23 Gemäß § 21 Abs. 7 BFA-VG kann eine mündliche Verhandlung unterbleiben, wenn der Sachverhalt aus der Aktenlage in Verbindung mit der Beschwerde geklärt erscheint oder sich aus den bisherigen Ermittlungen zweifelsfrei ergibt, dass das Vorbringen nicht den Tatsachen entspricht. Nach der Rechtsprechung des Verwaltungsgerichtshofes sind zur Beurteilung, ob der Sachverhalt im Sinn dieser Bestimmung "geklärt erscheint" folgende Kriterien beachtlich:

Der für die rechtliche Beurteilung entscheidungswesentliche Sachverhalt muss von der Verwaltungsbehörde vollständig in einem ordnungsgemäßen Ermittlungsverfahren erhoben worden sein und bezogen auf den Zeitpunkt der Entscheidung des Bundesverwaltungsgerichtes immer noch die gesetzlich gebotene Aktualität und Vollständigkeit aufweisen. Die Verwaltungsbehörde muss die die entscheidungsmaßgeblichen Feststellungen tragende Beweiswürdigung in ihrer Entscheidung in gesetzmäßiger Weise offen gelegt haben und das Bundesverwaltungsgericht muss die tragenden Erwägungen der verwaltungsbehördlichen Beweiswürdigung teilen. In der Beschwerde darf kein dem Ergebnis des behördlichen Ermittlungsverfahrens entgegenstehender oder darüber hinaus gehender für die Beurteilung relevanter Sachverhalt behauptet werden, wobei bloß unsubstantiiertes Bestreiten des von der Verwaltungsbehörde festgestellten Sachverhaltes ebenso außer Betracht bleiben kann wie ein Vorbringen, das gegen das in § 20 BFA-VG festgelegte Neuerungsverbot verstößt. Auf verfahrensrechtlich festgelegte Besonderheiten ist bei der Beurteilung Bedacht zu nehmen (vgl. grundlegend VwGH 28.5.2014, Ra 2014/20/0017, 0018; sowie aus der ständigen Rechtsprechung etwa VwGH 22.11.2017, Ra 2017/19/0412; 1.3.2018, Ra 2017/19/0410).
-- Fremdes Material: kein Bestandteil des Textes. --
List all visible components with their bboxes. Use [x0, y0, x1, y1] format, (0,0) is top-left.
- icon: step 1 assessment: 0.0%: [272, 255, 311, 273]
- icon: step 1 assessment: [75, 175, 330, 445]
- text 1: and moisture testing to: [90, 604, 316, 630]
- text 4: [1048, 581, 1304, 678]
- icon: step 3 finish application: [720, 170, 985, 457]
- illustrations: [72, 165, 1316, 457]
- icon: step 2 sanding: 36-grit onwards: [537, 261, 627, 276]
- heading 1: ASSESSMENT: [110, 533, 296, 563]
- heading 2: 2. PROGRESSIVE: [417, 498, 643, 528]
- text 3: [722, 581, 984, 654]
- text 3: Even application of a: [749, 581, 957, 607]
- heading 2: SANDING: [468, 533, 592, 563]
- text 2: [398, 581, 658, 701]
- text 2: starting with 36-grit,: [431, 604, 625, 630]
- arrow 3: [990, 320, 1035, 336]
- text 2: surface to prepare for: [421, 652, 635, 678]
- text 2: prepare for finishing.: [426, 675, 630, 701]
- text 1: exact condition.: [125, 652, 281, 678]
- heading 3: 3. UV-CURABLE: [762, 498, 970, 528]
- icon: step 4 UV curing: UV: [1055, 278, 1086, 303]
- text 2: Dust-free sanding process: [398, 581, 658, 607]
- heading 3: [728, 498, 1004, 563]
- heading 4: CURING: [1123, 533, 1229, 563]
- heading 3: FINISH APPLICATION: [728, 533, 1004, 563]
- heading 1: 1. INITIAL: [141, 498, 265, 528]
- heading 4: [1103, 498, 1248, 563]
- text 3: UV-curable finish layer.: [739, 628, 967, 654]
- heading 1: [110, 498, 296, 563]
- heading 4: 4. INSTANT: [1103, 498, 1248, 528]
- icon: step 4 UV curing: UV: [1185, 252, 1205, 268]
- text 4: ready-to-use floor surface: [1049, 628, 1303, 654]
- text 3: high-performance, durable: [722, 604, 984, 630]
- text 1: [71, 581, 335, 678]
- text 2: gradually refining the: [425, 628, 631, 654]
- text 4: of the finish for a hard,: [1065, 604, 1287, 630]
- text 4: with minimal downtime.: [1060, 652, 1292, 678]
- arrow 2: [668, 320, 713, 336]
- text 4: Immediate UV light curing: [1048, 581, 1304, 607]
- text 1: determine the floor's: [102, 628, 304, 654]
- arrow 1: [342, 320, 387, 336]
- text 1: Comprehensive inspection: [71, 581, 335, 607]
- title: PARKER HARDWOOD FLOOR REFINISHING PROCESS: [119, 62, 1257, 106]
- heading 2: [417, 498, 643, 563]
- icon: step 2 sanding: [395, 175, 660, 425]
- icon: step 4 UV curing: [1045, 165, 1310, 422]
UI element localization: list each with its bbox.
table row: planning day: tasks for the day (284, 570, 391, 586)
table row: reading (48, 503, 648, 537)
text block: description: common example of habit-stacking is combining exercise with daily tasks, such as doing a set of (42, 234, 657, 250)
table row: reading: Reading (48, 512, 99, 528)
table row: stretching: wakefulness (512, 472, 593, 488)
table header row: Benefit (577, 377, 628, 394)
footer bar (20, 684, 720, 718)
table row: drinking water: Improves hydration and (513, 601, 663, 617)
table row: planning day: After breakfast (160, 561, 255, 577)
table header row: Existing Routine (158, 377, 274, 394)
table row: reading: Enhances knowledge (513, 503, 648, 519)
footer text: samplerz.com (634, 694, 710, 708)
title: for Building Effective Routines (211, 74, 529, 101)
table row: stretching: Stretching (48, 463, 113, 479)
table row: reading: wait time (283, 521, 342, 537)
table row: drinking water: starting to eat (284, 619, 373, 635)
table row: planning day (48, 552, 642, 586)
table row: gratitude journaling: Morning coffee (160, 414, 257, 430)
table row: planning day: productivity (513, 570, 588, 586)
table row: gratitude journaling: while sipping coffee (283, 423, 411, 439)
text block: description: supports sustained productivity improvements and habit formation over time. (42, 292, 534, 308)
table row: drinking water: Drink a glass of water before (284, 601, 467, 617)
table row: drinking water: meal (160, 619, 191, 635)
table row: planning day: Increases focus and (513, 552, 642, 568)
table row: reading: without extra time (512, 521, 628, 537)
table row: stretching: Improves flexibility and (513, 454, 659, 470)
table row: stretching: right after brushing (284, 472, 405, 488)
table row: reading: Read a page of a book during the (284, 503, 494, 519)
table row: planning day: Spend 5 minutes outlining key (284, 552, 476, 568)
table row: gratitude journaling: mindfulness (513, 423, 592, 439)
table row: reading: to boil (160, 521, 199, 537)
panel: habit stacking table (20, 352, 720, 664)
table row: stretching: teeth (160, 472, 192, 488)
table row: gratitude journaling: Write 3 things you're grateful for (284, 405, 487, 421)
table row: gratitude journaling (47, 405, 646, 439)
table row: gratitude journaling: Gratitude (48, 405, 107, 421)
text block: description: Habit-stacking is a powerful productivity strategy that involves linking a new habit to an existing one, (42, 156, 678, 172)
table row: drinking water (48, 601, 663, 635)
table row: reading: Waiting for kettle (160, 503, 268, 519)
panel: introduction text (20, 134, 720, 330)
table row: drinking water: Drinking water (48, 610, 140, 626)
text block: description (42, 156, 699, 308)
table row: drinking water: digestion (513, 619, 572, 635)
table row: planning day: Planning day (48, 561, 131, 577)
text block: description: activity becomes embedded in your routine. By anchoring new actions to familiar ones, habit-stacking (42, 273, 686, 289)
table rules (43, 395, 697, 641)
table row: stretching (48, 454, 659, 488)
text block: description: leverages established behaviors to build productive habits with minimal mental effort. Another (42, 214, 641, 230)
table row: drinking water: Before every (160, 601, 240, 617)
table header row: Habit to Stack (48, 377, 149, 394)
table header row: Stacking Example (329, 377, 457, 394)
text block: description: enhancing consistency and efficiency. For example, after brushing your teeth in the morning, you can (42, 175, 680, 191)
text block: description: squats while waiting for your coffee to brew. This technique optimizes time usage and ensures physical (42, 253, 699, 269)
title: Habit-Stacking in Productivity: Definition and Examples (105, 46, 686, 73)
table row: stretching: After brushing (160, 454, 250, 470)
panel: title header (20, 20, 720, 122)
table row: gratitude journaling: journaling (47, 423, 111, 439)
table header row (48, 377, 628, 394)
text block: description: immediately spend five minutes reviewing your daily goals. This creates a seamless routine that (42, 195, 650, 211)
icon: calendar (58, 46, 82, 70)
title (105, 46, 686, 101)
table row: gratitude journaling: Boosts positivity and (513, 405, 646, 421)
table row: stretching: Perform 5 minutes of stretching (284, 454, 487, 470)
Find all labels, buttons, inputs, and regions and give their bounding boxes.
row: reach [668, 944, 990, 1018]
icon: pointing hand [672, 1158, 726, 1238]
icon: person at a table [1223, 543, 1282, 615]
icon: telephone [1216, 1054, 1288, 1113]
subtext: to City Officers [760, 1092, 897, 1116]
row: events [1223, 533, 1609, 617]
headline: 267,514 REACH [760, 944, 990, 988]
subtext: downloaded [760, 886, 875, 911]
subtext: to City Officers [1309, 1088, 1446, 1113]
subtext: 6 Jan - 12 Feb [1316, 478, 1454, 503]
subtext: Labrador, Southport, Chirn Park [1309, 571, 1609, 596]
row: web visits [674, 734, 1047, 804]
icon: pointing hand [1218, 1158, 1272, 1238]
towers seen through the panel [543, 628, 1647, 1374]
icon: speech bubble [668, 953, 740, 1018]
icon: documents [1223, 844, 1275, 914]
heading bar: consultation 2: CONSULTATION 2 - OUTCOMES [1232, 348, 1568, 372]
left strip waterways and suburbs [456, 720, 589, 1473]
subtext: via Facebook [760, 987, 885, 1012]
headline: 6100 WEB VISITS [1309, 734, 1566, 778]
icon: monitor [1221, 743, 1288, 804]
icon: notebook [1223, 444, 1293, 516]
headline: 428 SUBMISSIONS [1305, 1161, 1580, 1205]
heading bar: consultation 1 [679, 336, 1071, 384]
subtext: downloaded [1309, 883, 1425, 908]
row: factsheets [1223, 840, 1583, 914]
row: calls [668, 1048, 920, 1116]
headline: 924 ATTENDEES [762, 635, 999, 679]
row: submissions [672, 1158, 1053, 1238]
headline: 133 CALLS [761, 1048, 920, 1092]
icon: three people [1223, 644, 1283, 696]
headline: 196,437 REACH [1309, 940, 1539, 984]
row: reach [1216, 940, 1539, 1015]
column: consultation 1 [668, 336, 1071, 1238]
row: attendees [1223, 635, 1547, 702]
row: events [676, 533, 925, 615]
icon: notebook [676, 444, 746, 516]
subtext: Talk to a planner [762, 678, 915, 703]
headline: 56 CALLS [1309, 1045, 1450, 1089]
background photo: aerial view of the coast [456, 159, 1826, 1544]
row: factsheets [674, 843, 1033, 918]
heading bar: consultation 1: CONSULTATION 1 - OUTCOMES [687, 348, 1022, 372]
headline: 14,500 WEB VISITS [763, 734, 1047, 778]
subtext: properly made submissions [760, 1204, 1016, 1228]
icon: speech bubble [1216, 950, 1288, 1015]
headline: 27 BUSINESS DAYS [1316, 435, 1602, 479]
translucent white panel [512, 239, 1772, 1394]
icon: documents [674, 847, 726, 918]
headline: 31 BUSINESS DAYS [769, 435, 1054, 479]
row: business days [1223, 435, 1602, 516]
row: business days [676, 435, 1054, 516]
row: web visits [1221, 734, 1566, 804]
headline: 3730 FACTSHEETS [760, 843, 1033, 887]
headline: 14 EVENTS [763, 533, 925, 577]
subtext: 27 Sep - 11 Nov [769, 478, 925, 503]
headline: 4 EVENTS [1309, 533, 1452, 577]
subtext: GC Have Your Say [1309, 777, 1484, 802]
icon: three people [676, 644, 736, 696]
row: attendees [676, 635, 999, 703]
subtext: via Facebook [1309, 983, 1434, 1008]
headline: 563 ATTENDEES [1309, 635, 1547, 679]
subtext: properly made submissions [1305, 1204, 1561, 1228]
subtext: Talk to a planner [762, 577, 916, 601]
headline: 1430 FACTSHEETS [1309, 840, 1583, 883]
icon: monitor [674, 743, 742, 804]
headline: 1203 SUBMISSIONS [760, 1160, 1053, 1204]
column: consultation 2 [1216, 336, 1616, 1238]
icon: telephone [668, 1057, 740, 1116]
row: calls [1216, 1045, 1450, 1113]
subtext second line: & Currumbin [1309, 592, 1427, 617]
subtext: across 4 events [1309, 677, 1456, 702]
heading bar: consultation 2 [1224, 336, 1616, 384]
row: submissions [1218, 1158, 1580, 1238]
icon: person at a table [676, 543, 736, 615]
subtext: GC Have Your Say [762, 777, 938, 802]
24 Diese Kriterien sind gegenständlich schon deshalb nicht erfüllt, da sich die Beschwerde substantiiert gegen die Beweiswürdigung des Bundesamtes wendete und sich die dort kritisierten Punkte auch auf die vom Revisionswerber vorgebrachte Abschiebung nach Afghanistan bezogen. Insbesondere mit dem die Beweiswürdigung des Bundesamtes bekämpfenden Beschwerdevorbringen, der Revisionswerber habe sich nach seinem ersten Aufenthalt in Europa mehrere Jahre in Afghanistan aufgehalten, wurde somit ein dem Ergebnis des behördlichen Ermittlungsverfahren entgegenstehender, für die Beurteilung relevanter Sachverhalt behauptet, weshalb die Voraussetzungen des § 21 Abs. 7 BFA-VG nicht erfüllt sind.

25 Folglich sind die weitere Vorgehensweise des Bundesverwaltungsgerichts sowie die Zulässigkeit der Abstandnahme von einer mündlichen Verhandlung am Maßstab des § 21 Abs. 3 und 6a BFA-VG zu prüfen.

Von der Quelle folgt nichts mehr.